I have in my own writing, (in a book "Talking out Loud about the Human Climate", expected release by Dignity Press in Fall of 2017) been discussing a concept that I'm referring to as "talking out loud" and which is about establishing the climate of freedom and curiosity, that seems hard to come by at this moment in time. Just over a week ago, I attended a conference held every year at Columbia University Teachers College by the Human Dignity and Humiliation Studies Group, an international organization devoted to peaceful conflict resolution, dignity and a world without humiliation.
HDHS has created what they are calling "dignilogues", that basically reinforce the presence of dignity within a dialogue. This includes certain principles such as having dignity involved moving towards increased appreciation of the other party's contribution. It is about moving towards a deeper and more ready sense of community, commonality and curiosity. That is when people can move towards something new, and a more ready interest in taking the time to consider something else or build towards something new even within.

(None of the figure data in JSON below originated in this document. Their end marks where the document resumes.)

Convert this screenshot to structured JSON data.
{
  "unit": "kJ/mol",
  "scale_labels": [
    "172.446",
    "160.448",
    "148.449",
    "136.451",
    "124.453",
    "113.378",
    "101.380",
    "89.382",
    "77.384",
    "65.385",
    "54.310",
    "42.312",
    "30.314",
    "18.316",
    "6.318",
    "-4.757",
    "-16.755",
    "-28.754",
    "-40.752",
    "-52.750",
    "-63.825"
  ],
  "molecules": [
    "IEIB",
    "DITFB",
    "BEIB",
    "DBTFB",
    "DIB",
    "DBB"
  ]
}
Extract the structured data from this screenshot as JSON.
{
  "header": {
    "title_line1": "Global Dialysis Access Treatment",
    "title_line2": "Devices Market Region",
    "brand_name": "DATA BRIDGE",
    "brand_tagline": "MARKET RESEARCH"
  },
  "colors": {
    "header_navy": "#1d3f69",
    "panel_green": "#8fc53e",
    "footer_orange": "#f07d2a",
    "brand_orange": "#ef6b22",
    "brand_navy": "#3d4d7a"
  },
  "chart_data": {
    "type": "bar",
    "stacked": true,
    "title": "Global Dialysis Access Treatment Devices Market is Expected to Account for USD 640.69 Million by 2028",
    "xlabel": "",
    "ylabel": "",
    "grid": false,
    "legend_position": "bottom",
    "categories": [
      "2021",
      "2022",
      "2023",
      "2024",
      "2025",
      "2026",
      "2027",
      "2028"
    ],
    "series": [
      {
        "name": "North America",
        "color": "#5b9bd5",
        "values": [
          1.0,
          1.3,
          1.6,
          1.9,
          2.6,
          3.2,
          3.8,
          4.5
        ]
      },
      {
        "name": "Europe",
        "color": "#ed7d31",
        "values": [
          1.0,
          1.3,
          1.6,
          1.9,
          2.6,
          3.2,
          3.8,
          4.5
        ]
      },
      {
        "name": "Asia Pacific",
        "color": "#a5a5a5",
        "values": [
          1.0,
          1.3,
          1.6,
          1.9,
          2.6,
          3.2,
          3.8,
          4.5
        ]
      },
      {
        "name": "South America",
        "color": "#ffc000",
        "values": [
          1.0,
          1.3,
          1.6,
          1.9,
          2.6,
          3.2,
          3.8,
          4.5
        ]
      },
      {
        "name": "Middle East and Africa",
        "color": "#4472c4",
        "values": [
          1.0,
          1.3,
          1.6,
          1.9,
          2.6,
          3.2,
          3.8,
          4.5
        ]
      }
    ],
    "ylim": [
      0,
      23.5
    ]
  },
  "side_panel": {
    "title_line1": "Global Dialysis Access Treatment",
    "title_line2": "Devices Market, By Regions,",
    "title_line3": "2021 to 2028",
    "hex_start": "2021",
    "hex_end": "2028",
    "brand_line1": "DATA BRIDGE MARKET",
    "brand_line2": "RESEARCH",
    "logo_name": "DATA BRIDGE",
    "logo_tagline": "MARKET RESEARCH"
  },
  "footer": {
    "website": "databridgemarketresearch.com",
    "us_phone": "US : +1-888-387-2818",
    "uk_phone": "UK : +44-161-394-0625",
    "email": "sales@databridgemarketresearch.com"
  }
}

My own fascination, which translates to preoccupation at this point in history, is what stands in the way of talking and listening with more dignity and openness. It isn't the kind of questioning that would yield satisfaction with an answer that is smart only, because it's something that needs to be fixed. It is clearly not enough to build in parameters about constructive communication since that alone does not attend to the resistances we can all have, what Bohm has called "blocks".
He seems to see blocks as a kind of self-protective armor that on the surface protects us from uncertainty. That same protection blocks our capacity to listen and to create something new in the process of inner reflection or interacting with another.
Could there be some interest in meeting in the middle to learn to communicate, so we are left less as prisoners of defensiveness? And so we can be part of the teaching and learning with our children about this most urgent need.
Facts, concerns, empathy, warnings--they cannot be shared and taken in if there is no openness. Which leaves us not with adapting methods prematurely but also studying our fears of getting nearer to those who disagree with us.
Here the method comes close to the purpose. In other words if we debate, we are stuck in the paradigm of power, of winning and losing only. If we know we will be heard, and deserve the dignity of getting to know our own story of how we got to think and feel a certain way, we might lower our guard and embrace a different layer of sincerity. For me, the story of how we get to a given way of confronting things, some stories of our childhood and how we associated belief systems with perhaps the only way of being, can be crucial. We can't begin to embrace interest in new knowledge unless we are in touch with our vulnerability, i.e. openness to uncertainty, and fear less changing our mind.
I think of talking out loud about talking out loud, not assuming that one way of approaching this will obliterate the fears we may be stuck in. The idea is getting in touch, not only with our point of view, but also with the things that might be blocking us from an ability and interest in listening freely. This can lead us to a deeper understanding of ourselves, of the others in our midst and helps us negotiate the barriers to communication.
According to Bohm, in a real dialogue there is no emphasis on winning or losing. Not only is gaining points not the point so to speak; everyone gains whenever there is a mistake made on either side. This reminds me of Carl Jung's adage that it is by owning our imperfections that we can own our needs and thereby be available to love and caring.
It's a bit like saying that by admitting that we need each other we can connect and benefit from the assets we can find in others. It's like when social psychologist Jonathan Haidt reminds us that in terms of political conservatives and liberals, we all need aspects the other is good in, better than us.
Some years ago, there was an increased popularity in schools of teaching children to learn. It was learning how to learn that mattered, rather than coming out appearing to know everything. At a time when information changes so rapidly and discoveries shift our perspectives, our quest needs to be more in the realm of learning how to admit mistakes, and to go deeper into the realm of our own insecurities so we don't rely on beating other people to feel worthwhile.
We are witnessing a time when many people are averse to saying they don't know, of taking the time to have dialogues and question their own assumptions. If we label the other person giving us reports on climate change, as the enemy and as bogus, we set up the rules of a rule of prejudice. I realize that any new information can be frightening because it puts our assumptions into a state of uncertainty. And yet, a newer different kind of security and even faith comes in our capacity to work it out (whatever the "It" might be) together.
None of us are immune from assumptions that kill even the initiative for dialogue. Bohm suggested: that we look inside at our own blocks so at least we don't sink into our own righteous denial that separates only.